For more information, refer to the following code:

Package Com.xxx.hbuassys.test;import Java.io.bufferedreader;import Java.io.file;import java.io.FileInputStream; Import Java.io.filereader;import java.io.inputstreamreader;import Java.net.url;import Java.util.Iterator;import Java.util.list;import Net.htmlparser.jericho.element;import Net.htmlparser.jericho.htmlelementname;import Net.htmlparser.jericho.segment;import Net.htmlparser.jericho.Source; public class htmlparser{public static void Main (string[] args) throws Exception {BufferedReader reader=new Buff Eredreader (New InputStreamReader (New FileInputStream (New File ("test.html")));//BufferedReader Reader=new    BufferedReader (New FileReader ("test.html"));    StringBuilder sbf=new StringBuilder ();    String Str=null;    while ((Str=reader.readline ())!=null) {sbf.append (str). append ("\ n"); }//To solve the Chinese garbled Method String html=sbf.tostring (). Replace ("<meta http-equiv=\" content-type\ "content=\" text/html;charset= Utf-8\ ">", "<meta http-equiv=\" content-type\ "conTent=\ "Text/html;charset=gbk\" > ");//System.out.println (HTML);        SOURCE source=new source (HTML);        List elements_table=source.getallelements (htmlelementname.table);        Elements_table.remove (0);//Because TABLE is nested with each other, we need the second one, so delete the first Iterator it_table = Elements_table.iterator (); while (It_table.hasnext ()) {Element element_table = (Element) it_table.next ();//System.out.printl            N ("* *" +element_table.tostring () + "\n**");            Segment getcontent_table = (Segment) element_table.getcontent ();            List elements_tr = getcontent_table.getallelements (htmlelementname.tr);            Iterator it_tr = Elements_tr.iterator ();                while (It_tr.hasnext ()) {Element element_tr = (Element) It_tr.next ();                Segment getcontent_tr = (Segment) element_tr.getcontent ();                List Elements_font = getcontent_tr.getallelements (Htmlelementname.font); Iterator It_font = Elements_font.iterator ();                int i = 1;                    while (It_font.hasnext ()) {Element Element_font = (Element) It_font.next ();                    Segment Getcontent_font = (Segment) element_font.getcontent ();                    String a1 = getcontent_font.tostring ();                    SYSTEM.OUT.PRINTLN (i + "=" + element_font.getcontent (). Gettextextractor (). toString ());                i++;            } System.out.println (); }        }    }}

The results are as follows:

1 = want to learn Name
2 = Result
3 = time
4 = Synopsis


1 = 9 Want to learn
2 = +fail want to learn
3 = +fail
4 = 12:31
5 = want to learn


1 = 1 cdrouter_basic_1
2 = Pass wants to learn
3 = 00:00
4 = want to learn




Contact Us

The content source of this page is from Internet, which doesn't represent Alibaba Cloud's opinion; products and services mentioned on that page don't have any relationship with Alibaba Cloud. If the content of the page makes you feel confusing, please write us an email, we will handle the problem within 5 days after receiving your email.

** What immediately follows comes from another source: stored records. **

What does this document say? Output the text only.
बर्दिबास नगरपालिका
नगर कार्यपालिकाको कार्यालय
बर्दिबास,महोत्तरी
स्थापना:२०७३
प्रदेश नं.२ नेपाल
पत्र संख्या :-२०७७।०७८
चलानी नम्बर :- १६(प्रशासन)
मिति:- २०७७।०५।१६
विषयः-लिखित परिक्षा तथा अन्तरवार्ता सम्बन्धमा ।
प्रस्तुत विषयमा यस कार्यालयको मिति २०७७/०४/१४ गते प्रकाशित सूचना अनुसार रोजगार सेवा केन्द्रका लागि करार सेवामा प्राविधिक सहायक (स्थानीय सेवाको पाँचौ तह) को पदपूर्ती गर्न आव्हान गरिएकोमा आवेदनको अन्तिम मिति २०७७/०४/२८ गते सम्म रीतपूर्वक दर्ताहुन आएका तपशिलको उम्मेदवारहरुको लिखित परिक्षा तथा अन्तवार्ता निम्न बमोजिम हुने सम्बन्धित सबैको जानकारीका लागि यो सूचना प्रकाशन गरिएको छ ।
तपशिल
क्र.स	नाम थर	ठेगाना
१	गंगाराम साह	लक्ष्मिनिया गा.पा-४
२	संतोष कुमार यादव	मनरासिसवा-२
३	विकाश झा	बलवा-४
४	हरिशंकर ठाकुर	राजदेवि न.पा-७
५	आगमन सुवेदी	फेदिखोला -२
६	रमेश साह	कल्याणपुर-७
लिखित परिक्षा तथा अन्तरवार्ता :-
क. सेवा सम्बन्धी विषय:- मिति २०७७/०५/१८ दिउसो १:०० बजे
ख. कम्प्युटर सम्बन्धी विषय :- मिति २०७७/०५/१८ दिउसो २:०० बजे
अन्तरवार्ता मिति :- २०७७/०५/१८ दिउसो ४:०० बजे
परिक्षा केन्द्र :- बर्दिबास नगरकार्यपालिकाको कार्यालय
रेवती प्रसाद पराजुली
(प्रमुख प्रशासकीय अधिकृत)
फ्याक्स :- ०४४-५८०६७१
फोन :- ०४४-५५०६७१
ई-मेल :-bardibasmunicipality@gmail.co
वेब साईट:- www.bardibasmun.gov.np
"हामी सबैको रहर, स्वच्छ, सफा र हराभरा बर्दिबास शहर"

If you find any instances of plagiarism from the community, please send an email to: info-contact@alibabacloud.com and provide relevant evidence. A staff member will contact you within 5 working days.

A Free Trial That Lets You Build Big!

Start building with 50+ products and up to 12 months usage for Elastic Compute Service

  • Sales Support

    1 on 1 presale consultation

  • After-Sales Support

    24/7 Technical Support 6 Free Tickets per Quarter Faster Response

  • Alibaba Cloud offers highly flexible support services tailored to meet your exact needs.